После концерта все, как обычно, собираются вместе. Оскар разливает шампанское – такова его особая миссия на этих гастролях. Мари пока с нами, и тут начинается «разбор полётов»: что удалось, а что не получилось. И всё же главное – атмосфера праздника. Все возбуждены, и всем хочется высказаться, даже если что-то пошло не так.
– Кристофер и Пер, возможно, порезались. Иногда они с такой силой бьют по струнам, что пальцы начинают кровоточить. Бывает, им обоим достаётся, – рассказывает Мари.
Уже не в первый раз я поражаюсь: в общем-то Мари – центральная фигура в этом туре, и ей достаётся всё внимание. Но при этом нередко именно она оказывается в стороне, будто наедине с собой. На сцене весь свет направлен на неё, а за кулисами она остаётся в тени.
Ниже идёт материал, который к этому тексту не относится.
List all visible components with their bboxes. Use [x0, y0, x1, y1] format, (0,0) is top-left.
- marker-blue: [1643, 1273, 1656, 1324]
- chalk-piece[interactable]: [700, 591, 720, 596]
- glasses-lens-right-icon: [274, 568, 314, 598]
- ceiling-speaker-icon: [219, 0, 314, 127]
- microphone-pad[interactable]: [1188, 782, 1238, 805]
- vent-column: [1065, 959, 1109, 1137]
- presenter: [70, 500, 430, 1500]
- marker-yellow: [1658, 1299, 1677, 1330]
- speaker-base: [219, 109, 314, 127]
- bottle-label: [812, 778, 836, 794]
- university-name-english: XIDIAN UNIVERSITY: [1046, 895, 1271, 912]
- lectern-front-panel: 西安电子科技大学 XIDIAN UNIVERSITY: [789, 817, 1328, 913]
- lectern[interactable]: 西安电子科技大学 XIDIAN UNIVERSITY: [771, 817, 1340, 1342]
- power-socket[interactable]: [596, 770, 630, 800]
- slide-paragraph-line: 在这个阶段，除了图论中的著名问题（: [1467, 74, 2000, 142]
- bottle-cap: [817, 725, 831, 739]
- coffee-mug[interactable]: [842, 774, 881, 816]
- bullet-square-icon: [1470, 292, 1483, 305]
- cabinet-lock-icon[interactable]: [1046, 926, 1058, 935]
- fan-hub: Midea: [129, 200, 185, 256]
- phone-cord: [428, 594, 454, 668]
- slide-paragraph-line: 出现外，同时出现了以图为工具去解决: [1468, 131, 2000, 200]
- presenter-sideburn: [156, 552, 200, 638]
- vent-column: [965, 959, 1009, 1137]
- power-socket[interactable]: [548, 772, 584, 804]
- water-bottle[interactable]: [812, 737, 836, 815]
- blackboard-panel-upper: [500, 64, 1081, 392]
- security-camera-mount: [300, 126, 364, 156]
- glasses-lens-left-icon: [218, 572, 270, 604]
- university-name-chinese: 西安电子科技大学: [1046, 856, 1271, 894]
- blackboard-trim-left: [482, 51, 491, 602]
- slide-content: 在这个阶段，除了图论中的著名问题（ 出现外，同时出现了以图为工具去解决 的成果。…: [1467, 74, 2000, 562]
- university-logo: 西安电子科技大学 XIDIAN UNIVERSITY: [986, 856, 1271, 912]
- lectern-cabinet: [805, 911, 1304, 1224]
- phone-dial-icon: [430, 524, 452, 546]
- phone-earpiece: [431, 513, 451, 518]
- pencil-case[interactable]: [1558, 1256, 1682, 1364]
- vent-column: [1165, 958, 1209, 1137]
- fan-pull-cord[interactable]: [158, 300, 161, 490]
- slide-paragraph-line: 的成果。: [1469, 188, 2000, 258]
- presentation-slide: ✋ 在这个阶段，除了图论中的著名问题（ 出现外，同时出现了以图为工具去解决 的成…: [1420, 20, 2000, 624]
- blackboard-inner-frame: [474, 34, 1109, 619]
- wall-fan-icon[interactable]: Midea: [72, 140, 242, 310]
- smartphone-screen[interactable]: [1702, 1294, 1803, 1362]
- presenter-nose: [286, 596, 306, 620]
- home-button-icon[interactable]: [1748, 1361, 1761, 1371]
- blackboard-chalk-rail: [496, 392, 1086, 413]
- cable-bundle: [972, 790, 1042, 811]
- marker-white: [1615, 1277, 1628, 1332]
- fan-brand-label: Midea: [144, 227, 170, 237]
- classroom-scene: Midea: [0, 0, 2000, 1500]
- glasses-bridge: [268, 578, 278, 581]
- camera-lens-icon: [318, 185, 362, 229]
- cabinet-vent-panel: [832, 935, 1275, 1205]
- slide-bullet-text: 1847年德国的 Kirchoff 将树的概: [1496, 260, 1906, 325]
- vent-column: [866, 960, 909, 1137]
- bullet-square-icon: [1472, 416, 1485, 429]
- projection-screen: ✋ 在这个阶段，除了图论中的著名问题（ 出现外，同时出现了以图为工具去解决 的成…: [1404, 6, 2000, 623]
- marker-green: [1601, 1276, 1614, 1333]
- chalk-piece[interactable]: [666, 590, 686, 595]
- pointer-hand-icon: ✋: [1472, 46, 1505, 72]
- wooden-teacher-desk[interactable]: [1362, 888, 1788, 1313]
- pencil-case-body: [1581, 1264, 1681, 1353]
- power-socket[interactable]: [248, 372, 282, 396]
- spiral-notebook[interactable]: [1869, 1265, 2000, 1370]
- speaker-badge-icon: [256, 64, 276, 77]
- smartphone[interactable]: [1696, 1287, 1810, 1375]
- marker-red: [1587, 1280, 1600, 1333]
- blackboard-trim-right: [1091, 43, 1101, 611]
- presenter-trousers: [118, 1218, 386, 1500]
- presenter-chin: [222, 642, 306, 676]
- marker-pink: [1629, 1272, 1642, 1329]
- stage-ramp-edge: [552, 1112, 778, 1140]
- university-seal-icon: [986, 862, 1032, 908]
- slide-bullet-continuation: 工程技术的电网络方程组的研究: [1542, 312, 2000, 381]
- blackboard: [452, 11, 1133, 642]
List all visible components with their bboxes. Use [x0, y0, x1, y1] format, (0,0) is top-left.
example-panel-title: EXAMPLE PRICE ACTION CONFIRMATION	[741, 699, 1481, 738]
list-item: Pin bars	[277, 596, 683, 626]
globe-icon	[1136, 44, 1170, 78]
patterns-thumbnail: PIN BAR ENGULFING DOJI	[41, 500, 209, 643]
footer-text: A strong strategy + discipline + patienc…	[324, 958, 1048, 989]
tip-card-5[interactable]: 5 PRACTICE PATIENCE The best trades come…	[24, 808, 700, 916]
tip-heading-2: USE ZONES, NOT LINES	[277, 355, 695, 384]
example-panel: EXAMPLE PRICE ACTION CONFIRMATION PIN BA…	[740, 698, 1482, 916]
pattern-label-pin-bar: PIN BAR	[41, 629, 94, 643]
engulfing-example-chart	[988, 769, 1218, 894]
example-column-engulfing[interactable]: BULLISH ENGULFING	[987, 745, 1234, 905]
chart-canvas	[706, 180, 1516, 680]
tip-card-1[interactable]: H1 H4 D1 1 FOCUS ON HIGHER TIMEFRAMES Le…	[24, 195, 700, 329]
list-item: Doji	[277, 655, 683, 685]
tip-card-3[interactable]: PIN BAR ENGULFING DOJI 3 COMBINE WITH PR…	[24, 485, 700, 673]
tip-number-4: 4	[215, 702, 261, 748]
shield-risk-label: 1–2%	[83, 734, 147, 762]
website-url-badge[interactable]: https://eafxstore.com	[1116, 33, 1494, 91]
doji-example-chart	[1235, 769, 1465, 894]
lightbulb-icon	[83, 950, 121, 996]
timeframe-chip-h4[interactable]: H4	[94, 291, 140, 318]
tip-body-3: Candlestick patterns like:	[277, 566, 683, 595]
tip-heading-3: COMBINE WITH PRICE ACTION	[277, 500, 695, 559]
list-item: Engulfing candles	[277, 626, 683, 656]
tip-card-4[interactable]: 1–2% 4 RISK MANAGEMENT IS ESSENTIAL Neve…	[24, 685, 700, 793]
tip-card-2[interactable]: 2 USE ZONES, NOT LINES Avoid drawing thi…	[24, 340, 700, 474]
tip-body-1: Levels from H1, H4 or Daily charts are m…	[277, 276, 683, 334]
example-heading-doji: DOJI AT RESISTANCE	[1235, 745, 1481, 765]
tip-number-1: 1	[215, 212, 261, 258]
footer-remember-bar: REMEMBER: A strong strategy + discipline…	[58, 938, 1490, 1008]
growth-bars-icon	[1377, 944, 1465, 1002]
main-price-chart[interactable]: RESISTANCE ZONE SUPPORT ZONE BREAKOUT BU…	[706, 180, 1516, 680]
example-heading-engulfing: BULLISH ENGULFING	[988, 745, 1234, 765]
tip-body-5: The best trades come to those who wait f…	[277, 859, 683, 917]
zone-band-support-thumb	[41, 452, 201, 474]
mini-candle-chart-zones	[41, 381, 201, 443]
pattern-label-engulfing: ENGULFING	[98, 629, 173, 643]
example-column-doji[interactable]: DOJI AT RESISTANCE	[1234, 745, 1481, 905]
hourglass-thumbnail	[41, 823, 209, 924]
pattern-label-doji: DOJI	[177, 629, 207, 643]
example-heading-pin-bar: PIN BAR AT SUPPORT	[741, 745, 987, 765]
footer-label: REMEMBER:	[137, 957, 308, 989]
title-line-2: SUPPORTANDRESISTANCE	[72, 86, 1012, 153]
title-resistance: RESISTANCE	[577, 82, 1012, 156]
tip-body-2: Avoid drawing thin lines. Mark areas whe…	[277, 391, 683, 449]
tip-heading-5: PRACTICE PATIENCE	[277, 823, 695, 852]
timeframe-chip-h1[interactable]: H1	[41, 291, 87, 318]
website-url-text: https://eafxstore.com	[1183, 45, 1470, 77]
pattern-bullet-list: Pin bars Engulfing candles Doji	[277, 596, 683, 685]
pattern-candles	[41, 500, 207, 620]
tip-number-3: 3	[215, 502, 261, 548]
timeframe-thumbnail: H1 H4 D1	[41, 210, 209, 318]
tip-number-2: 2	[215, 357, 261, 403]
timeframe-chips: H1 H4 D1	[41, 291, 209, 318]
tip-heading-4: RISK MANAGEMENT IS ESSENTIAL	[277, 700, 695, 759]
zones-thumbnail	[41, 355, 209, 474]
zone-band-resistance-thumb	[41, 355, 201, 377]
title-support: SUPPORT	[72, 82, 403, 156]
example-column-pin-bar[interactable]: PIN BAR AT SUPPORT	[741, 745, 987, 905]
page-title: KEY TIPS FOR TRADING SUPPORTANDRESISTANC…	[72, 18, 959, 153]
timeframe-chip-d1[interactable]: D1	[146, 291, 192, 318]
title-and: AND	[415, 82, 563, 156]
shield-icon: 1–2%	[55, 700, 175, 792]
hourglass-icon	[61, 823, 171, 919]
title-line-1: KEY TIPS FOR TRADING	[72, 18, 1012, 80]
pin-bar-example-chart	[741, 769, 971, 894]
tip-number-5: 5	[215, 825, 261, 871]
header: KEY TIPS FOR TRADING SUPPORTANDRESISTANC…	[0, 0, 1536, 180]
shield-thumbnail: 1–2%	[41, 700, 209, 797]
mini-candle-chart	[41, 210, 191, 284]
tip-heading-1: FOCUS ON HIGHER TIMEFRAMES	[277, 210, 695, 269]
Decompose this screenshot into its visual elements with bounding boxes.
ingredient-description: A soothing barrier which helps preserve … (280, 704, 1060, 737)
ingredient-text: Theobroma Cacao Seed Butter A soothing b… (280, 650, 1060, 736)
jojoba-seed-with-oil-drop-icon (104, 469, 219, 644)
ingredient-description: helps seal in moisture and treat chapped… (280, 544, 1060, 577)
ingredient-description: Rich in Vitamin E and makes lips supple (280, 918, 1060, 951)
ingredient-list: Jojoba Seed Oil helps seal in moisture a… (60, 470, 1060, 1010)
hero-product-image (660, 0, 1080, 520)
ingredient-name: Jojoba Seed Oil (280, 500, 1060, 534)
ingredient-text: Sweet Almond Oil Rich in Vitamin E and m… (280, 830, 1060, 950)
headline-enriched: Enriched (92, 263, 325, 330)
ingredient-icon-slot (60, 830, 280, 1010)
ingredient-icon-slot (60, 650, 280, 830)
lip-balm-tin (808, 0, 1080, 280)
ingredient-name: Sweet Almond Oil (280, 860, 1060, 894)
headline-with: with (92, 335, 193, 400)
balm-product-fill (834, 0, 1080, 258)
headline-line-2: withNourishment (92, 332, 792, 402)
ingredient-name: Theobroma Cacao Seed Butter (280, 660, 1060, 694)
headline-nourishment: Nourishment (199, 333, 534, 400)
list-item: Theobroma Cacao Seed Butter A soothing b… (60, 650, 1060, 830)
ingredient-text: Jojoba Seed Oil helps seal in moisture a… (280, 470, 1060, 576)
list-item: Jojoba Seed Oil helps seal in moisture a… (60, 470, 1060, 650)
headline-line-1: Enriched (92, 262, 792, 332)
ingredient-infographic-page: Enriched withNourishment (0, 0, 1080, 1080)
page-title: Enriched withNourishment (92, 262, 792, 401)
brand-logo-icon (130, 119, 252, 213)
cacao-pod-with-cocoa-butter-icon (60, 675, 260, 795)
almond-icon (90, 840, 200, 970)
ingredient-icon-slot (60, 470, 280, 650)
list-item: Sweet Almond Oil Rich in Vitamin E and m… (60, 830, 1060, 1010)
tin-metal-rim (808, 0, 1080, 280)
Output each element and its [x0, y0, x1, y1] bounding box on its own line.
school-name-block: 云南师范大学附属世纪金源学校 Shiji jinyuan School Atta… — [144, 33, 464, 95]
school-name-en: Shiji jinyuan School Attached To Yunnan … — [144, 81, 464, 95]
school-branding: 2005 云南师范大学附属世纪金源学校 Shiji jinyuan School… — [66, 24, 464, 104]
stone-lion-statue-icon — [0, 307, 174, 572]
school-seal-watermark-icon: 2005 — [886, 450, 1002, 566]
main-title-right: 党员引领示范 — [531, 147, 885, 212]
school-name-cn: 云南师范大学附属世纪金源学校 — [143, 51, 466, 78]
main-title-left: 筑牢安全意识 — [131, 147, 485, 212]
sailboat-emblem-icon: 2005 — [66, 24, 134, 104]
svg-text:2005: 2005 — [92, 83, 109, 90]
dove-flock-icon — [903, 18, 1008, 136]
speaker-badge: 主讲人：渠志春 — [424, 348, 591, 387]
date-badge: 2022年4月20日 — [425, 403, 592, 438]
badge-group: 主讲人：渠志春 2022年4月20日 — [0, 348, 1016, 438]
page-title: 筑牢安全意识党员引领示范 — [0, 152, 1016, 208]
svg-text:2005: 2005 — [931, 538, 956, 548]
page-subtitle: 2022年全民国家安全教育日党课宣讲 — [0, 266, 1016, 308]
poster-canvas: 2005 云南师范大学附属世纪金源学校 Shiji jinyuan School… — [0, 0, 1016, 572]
– Думаю, все, у кого есть хоть какой-то изъян, понимают, о чём я говорю, – отмечает Мари.
– Буть то проблемы с ходьбой, чтением или чем-то ещё – и вы уже чувствуете себя изгоем. Это неизбежно, – добавляет она.
– Однако дело не только в травме, – продолжает Мари. – В музыкальной индустрии доминируют мужчины. Голос женщины порой совсем не слышен. Меня ужасно раздражает, когда мужчины общаются исключительно между собой, будто меня нет рядом.
«Мари – это сердце Roxette, – говорит Кристофер Лундквист. – Она окрыляет группу. Он тоже считает, что в мужской, связанной с техническим оборудованием и ориентированной исключительно на заработок музыкальной сфере ей, к сожалению, никогда не удастся занять должное место».